California Overtime Law
In California, overtime compensation is governed by the California Labor Code and the Wage Orders of the Industrial Welfare Commission. Since January 1, 2000, employees have been entitled to "daily overtime" at time and one-half when they work in excess of eight (8) hours in a day or "weekly overtime" at time and one-half when they work in excess of forty (40) hours in a week.
In addition, employees are entitled to double time for hours worked in excess of twelve (12) hours per day and hours worked in excess of eight (8) hours per day on the 7th consecutive day worked. California employees are also entitled to penalties equal to a day's wages for up to 30 days following termination if employers fail to pay them in full, including at the time of termination.
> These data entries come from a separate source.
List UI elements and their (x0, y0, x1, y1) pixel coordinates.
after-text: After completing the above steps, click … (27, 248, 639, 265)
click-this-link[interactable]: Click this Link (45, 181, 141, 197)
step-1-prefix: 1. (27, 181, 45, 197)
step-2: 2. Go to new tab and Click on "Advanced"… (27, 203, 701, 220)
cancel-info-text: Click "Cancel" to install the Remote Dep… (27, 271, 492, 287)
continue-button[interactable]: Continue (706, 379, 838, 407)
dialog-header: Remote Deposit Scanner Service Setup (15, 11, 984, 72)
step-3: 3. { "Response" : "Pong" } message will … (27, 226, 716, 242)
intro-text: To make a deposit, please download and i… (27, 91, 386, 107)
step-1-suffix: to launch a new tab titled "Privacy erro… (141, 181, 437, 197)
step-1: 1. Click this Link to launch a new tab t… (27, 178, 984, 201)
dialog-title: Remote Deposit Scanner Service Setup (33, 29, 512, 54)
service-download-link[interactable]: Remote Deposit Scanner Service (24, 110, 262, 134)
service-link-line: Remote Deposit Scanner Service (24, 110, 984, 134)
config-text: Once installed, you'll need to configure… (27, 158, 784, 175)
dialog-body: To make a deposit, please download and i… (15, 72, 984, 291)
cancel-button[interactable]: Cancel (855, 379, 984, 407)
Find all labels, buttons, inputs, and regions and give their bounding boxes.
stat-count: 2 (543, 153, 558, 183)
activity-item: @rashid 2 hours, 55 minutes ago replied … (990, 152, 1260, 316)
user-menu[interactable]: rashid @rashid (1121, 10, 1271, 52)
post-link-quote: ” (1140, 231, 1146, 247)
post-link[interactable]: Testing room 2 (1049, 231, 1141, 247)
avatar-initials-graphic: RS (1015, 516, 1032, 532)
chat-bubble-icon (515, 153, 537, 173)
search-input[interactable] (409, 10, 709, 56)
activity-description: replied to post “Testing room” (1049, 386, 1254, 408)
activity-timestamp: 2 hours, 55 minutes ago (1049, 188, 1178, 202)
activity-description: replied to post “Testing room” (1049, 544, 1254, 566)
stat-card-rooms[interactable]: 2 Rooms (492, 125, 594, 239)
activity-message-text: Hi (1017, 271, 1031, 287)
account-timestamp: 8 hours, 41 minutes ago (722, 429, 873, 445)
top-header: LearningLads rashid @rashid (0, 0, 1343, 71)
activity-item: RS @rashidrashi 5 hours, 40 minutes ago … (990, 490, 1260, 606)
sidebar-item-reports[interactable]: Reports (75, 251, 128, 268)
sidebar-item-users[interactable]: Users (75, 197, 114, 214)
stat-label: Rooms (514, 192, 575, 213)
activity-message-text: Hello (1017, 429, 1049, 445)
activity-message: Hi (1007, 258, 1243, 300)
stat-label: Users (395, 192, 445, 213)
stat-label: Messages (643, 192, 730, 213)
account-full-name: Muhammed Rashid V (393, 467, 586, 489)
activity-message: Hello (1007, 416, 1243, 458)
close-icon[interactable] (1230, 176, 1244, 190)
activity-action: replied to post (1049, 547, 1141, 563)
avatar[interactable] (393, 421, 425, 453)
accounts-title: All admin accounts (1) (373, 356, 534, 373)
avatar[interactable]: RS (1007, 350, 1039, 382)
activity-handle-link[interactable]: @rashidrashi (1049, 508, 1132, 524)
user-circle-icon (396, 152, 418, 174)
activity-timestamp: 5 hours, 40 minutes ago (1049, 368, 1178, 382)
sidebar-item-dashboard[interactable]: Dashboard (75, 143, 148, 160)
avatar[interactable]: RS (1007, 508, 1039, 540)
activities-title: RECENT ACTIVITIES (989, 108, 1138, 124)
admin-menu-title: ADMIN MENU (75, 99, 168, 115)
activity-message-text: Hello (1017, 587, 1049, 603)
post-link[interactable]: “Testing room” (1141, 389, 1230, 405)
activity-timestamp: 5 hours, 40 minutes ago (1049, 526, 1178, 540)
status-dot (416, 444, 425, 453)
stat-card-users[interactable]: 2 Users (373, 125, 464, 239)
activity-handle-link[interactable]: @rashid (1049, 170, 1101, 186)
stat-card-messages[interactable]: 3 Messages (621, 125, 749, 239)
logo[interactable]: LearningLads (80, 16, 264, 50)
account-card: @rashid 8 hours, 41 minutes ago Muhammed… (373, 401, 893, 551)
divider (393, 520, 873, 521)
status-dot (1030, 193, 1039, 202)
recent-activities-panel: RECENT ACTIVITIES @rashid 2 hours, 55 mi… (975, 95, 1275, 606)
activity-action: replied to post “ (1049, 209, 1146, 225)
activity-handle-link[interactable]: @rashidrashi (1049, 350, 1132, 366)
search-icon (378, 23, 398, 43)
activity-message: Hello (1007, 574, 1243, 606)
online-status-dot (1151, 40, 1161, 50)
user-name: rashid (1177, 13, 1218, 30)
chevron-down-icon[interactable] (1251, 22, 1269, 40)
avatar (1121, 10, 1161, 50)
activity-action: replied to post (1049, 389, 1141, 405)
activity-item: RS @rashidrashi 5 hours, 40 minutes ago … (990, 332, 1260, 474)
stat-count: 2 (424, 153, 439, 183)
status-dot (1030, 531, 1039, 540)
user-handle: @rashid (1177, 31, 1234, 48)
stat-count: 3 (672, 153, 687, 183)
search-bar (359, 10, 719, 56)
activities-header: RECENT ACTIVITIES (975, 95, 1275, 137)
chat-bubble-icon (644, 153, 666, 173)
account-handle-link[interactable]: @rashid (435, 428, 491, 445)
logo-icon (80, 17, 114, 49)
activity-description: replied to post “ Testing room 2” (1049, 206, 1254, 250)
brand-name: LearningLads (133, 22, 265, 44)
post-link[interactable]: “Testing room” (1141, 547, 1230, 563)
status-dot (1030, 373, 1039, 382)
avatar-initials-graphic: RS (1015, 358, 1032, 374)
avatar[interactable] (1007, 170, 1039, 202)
To be exempt, employees must be salaried and fall under one of the overtime exemptions. Employers must pay salaried exempt employees their full salary for any week where the employee was ready, able, and willing to work, and during which the employee performed any work without regard to the number of days or hours worked.
Federal Overtime Law
The Fair Labor Standards Act of 1938 ("FLSA") governs minimum wages and overtime compensation. The FLSA requires employers to pay employees overtime compensation at the rate of one and half times their regular hourly wages for all hours worked in excess of 40 hours per week. The FLSA provides that employees may sue to enforce the overtime provisions of the FLSA. Employees may seek to recover all unpaid overtime compensation plus an equal amount of liquidated damages, as well as attorneys' fees.
Employers have often attempted to evade the overtime compensation requirements by misclassifying employees as "exempt." One exemption covers employees whose job duties are primarily managerial or administrative. However, employees who are basically production workers - even if white collar, and even if well compensated - do not fall within these exemptions.